Yo pasaba mis días soñando despierto en las aulas de aquel inmenso castillo, esperando el milagro que se producía todos los días a las cinco y veinte de la tarde. A esa hora mágica, el sol vestía de oro líquido los altos ventanales. Sonaba el timbre que anunciaba el fin de las clases y los internos gozábamos de casi tres horas libres antes de la cena en el gran comedor. La idea era que ese tiempo debía estar dedicado al estudio y a la reflexión espiritual. No recuerdo haberme entregado a ninguna de estas nobles tareas un solo día de los que pasé allí.
Aquél era mi momento favorito. Burlando el control de portería, partía a explorar la ciudad. Me acostumbré a volver al internado, justo a tiempo para la cena, caminando entre viejas calles y avenidas mientras anochecía a mi alrededor. En aquellos largos paseos experimentaba una sensación de libertad embriagadora. Mi imaginación volaba por encima de los edificios y se elevaba al cielo. Durante unas horas, las calles de Barcelona, el internado y mi lúgubre habitación en el cuarto piso se desvanecían. Durante unas horas, con sólo un par de monedas en el bolsillo, era el individuo más afortunado del universo.
A menudo mi ruta me llevaba por lo que entonces se llamaba el desierto de Sarriá, que no era más que un amago de bosque perdido en tierra de nadie. La mayoría de las antiguas mansiones señoriales que en su día habían poblado el norte del Paseo de la Bonanova se mantenía todavía en pie, aunque sólo fuese en ruinas. Las calles que rodeaban el internado trazaban una ciudad fantasma. Muros cubiertos de hiedra vedaban el paso a jardines salvajes en los que se alzaban monumentales residencias. Palacios invadidos por la maleza y el abandono en los que la memoria parecía flotar, como niebla que se resiste a marchar. Muchos de estos caserones aguardaban el derribo y otros tantos habían sido saqueados durante años. Algunos, sin embargo, aún estaban habitados.
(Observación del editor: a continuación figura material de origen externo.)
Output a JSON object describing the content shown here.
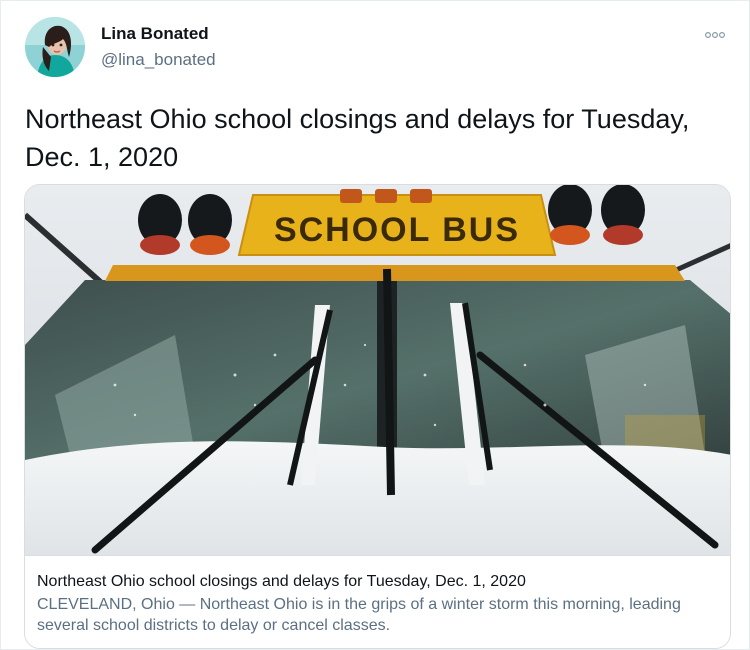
{
  "author": {
    "display_name": "Lina Bonated",
    "handle": "@lina_bonated",
    "avatar_icon": "avatar-photo"
  },
  "more_icon": "more-options-icon",
  "tweet": {
    "text": "Northeast Ohio school closings and delays for Tuesday, Dec. 1, 2020"
  },
  "card": {
    "image_description_icon": "school-bus-photo",
    "image_sign_text": "SCHOOL BUS",
    "title": "Northeast Ohio school closings and delays for Tuesday, Dec. 1, 2020",
    "description": "CLEVELAND, Ohio — Northeast Ohio is in the grips of a winter storm this morning, leading several school districts to delay or cancel classes."
  },
  "colors": {
    "primary_text": "#0f1419",
    "secondary_text": "#5b7083",
    "border": "#d7dde2",
    "bus_yellow": "#e8b21a"
  }
}
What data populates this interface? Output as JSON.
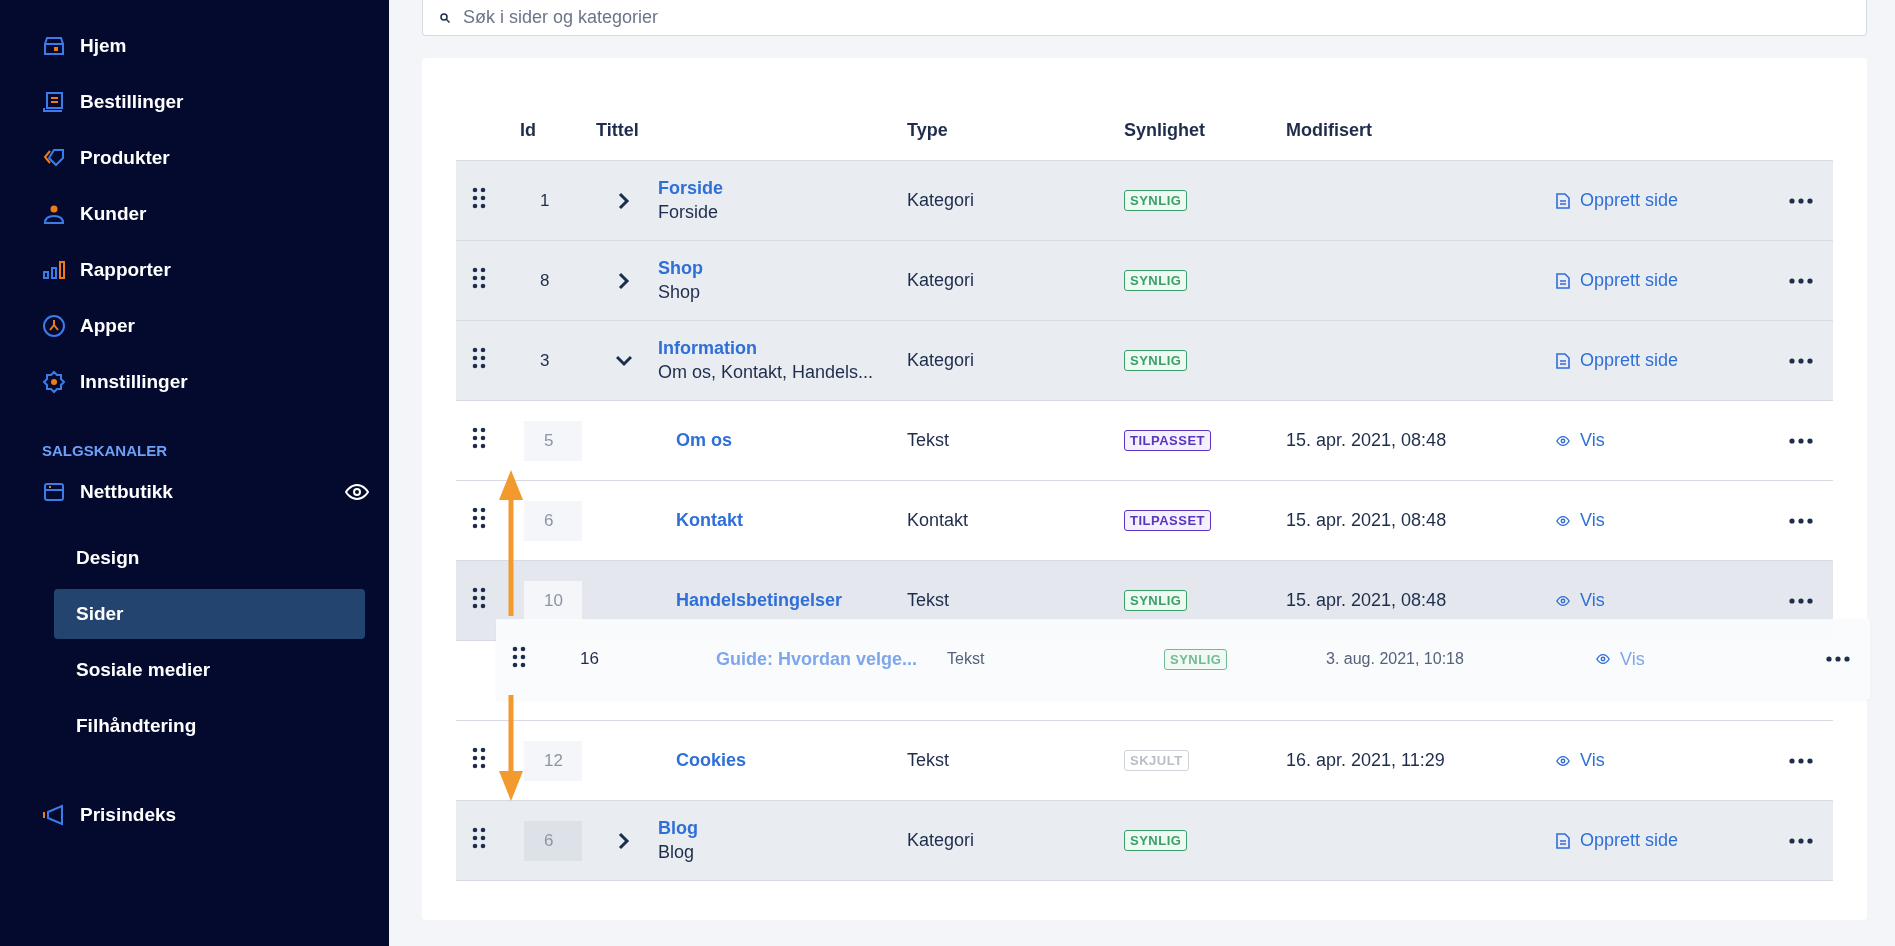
{
  "sidebar": {
    "nav": [
      {
        "label": "Hjem"
      },
      {
        "label": "Bestillinger"
      },
      {
        "label": "Produkter"
      },
      {
        "label": "Kunder"
      },
      {
        "label": "Rapporter"
      },
      {
        "label": "Apper"
      },
      {
        "label": "Innstillinger"
      }
    ],
    "section_title": "SALGSKANALER",
    "channel": {
      "label": "Nettbutikk"
    },
    "subitems": [
      {
        "label": "Design",
        "selected": false
      },
      {
        "label": "Sider",
        "selected": true
      },
      {
        "label": "Sosiale medier",
        "selected": false
      },
      {
        "label": "Filhåndtering",
        "selected": false
      }
    ],
    "footer_items": [
      {
        "label": "Prisindeks"
      }
    ]
  },
  "search": {
    "placeholder": "Søk i sider og kategorier"
  },
  "table": {
    "columns": [
      "Id",
      "Tittel",
      "Type",
      "Synlighet",
      "Modifisert"
    ],
    "rows": [
      {
        "kind": "category",
        "id": "1",
        "title": "Forside",
        "subtitle": "Forside",
        "expanded": false,
        "dimmed": false,
        "hovered": false,
        "dragging": false,
        "type": "Kategori",
        "visibility": {
          "label": "SYNLIG",
          "kind": "visible"
        },
        "action": {
          "label": "Opprett side",
          "kind": "create"
        }
      },
      {
        "kind": "category",
        "id": "8",
        "title": "Shop",
        "subtitle": "Shop",
        "expanded": false,
        "dimmed": false,
        "hovered": false,
        "dragging": false,
        "type": "Kategori",
        "visibility": {
          "label": "SYNLIG",
          "kind": "visible"
        },
        "action": {
          "label": "Opprett side",
          "kind": "create"
        }
      },
      {
        "kind": "category",
        "id": "3",
        "title": "Information",
        "subtitle": "Om os, Kontakt, Handels...",
        "expanded": true,
        "dimmed": false,
        "hovered": false,
        "dragging": false,
        "type": "Kategori",
        "visibility": {
          "label": "SYNLIG",
          "kind": "visible"
        },
        "action": {
          "label": "Opprett side",
          "kind": "create"
        }
      },
      {
        "kind": "page",
        "id": "5",
        "title": "Om os",
        "dimmed": true,
        "hovered": false,
        "dragging": false,
        "type": "Tekst",
        "visibility": {
          "label": "TILPASSET",
          "kind": "custom"
        },
        "modified": "15. apr. 2021, 08:48",
        "action": {
          "label": "Vis",
          "kind": "view"
        }
      },
      {
        "kind": "page",
        "id": "6",
        "title": "Kontakt",
        "dimmed": true,
        "hovered": false,
        "dragging": false,
        "type": "Kontakt",
        "visibility": {
          "label": "TILPASSET",
          "kind": "custom"
        },
        "modified": "15. apr. 2021, 08:48",
        "action": {
          "label": "Vis",
          "kind": "view"
        }
      },
      {
        "kind": "page",
        "id": "10",
        "title": "Handelsbetingelser",
        "dimmed": true,
        "hovered": true,
        "dragging": false,
        "type": "Tekst",
        "visibility": {
          "label": "SYNLIG",
          "kind": "visible"
        },
        "modified": "15. apr. 2021, 08:48",
        "action": {
          "label": "Vis",
          "kind": "view"
        }
      },
      {
        "kind": "page",
        "id": "16",
        "title": "Guide: Hvordan velge...",
        "dimmed": false,
        "hovered": false,
        "dragging": true,
        "type": "Tekst",
        "visibility": {
          "label": "SYNLIG",
          "kind": "visible"
        },
        "modified": "3. aug. 2021, 10:18",
        "action": {
          "label": "Vis",
          "kind": "view"
        }
      },
      {
        "kind": "page",
        "id": "12",
        "title": "Cookies",
        "dimmed": true,
        "hovered": false,
        "dragging": false,
        "type": "Tekst",
        "visibility": {
          "label": "SKJULT",
          "kind": "hidden"
        },
        "modified": "16. apr. 2021, 11:29",
        "action": {
          "label": "Vis",
          "kind": "view"
        }
      },
      {
        "kind": "category",
        "id": "6",
        "title": "Blog",
        "subtitle": "Blog",
        "expanded": false,
        "dimmed": true,
        "hovered": false,
        "dragging": false,
        "type": "Kategori",
        "visibility": {
          "label": "SYNLIG",
          "kind": "visible"
        },
        "action": {
          "label": "Opprett side",
          "kind": "create"
        }
      }
    ]
  }
}
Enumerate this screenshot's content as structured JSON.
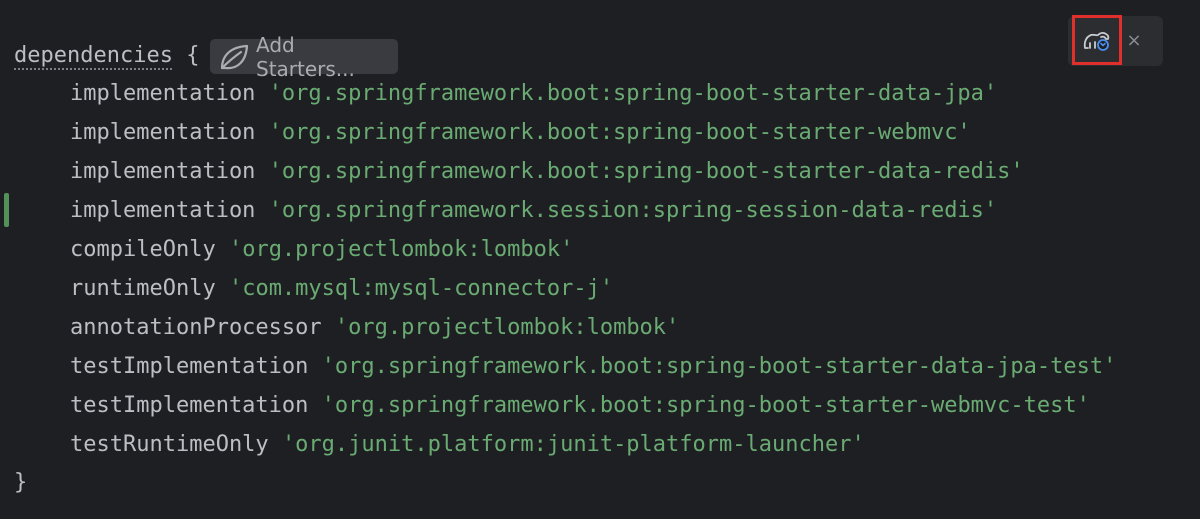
{
  "editor": {
    "open_line": {
      "keyword": "dependencies",
      "brace": "{"
    },
    "add_starters": {
      "label": "Add Starters..."
    },
    "lines": [
      {
        "config": "implementation",
        "artifact": "'org.springframework.boot:spring-boot-starter-data-jpa'"
      },
      {
        "config": "implementation",
        "artifact": "'org.springframework.boot:spring-boot-starter-webmvc'"
      },
      {
        "config": "implementation",
        "artifact": "'org.springframework.boot:spring-boot-starter-data-redis'"
      },
      {
        "config": "implementation",
        "artifact": "'org.springframework.session:spring-session-data-redis'"
      },
      {
        "config": "compileOnly",
        "artifact": "'org.projectlombok:lombok'"
      },
      {
        "config": "runtimeOnly",
        "artifact": "'com.mysql:mysql-connector-j'"
      },
      {
        "config": "annotationProcessor",
        "artifact": "'org.projectlombok:lombok'"
      },
      {
        "config": "testImplementation",
        "artifact": "'org.springframework.boot:spring-boot-starter-data-jpa-test'"
      },
      {
        "config": "testImplementation",
        "artifact": "'org.springframework.boot:spring-boot-starter-webmvc-test'"
      },
      {
        "config": "testRuntimeOnly",
        "artifact": "'org.junit.platform:junit-platform-launcher'"
      }
    ],
    "close_brace": "}"
  },
  "toolbar": {
    "sync_icon": "gradle-sync-icon",
    "close_label": "×"
  },
  "colors": {
    "background": "#1e1f22",
    "text": "#bcbec4",
    "string": "#6aab73",
    "highlight": "#e0302c",
    "gutter_change": "#549159"
  }
}
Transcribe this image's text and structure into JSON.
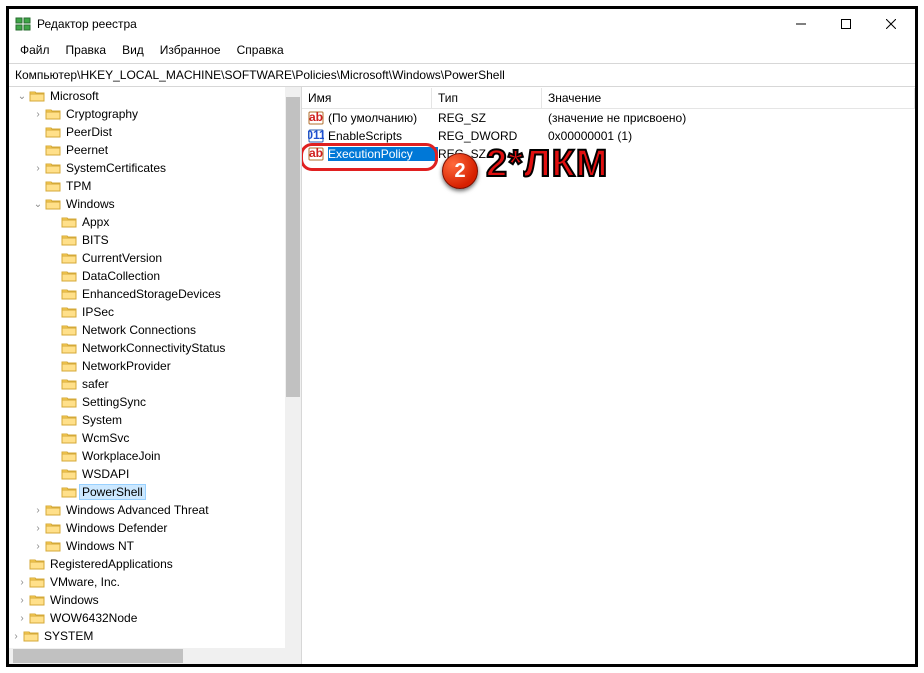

Sus ocupantes eran los miembros olvidados de estirpes arruinadas. Gentes cuyo nombre se escribía a cuatro columnas en "La Vanguardia" cuando los tranvías aún despertaban el recelo de los inventos modernos. Rehenes de su pasado moribundo, que se negaban a abandonar las naves a la deriva. Temían que, si osaban poner los pies más allá de sus mansiones ajadas, sus cuerpos se desvaneciesen en cenizas al viento. Prisioneros, languidecían a la luz de los candelabros. A veces, cuando cruzaba frente a aquellas verjas oxidadas con paso apresurado, me parecía sentir miradas recelosas desde los postigos despintados.
Una tarde, a finales de septiembre de 1979, decidí aventurarme por azar en una de aquellas avenidas sembradas de palacetes modernistas en la que no había reparado hasta entonces. La calle describía una curva que terminaba en una verja igual que muchas otras. Más allá se extendían los restos de un viejo jardín marcado por décadas de abandono. Entre la vegetación se apreciaba la silueta de una vivienda de dos pisos. Su sombría fachada se erguía tras una fuente con esculturas que el tiempo había vestido de musgo.
Empezaba a oscurecer y aquel rincón se me antojó un tanto siniestro. Rodeado por un silencio mortal, únicamente la brisa susurraba una advertencia sin palabras. Comprendí que me había metido en una de las zonas "muertas" del barrio. Decidí que lo mejor era regresar sobre mis pasos y volver al internado. Estaba debatiéndome entre la fascinación morbosa hacia aquel lugar olvidado y el sentido común cuando advertí dos brillantes ojos amarillos encendidos en la penumbra, clavados en mí como dagas. Tragué saliva.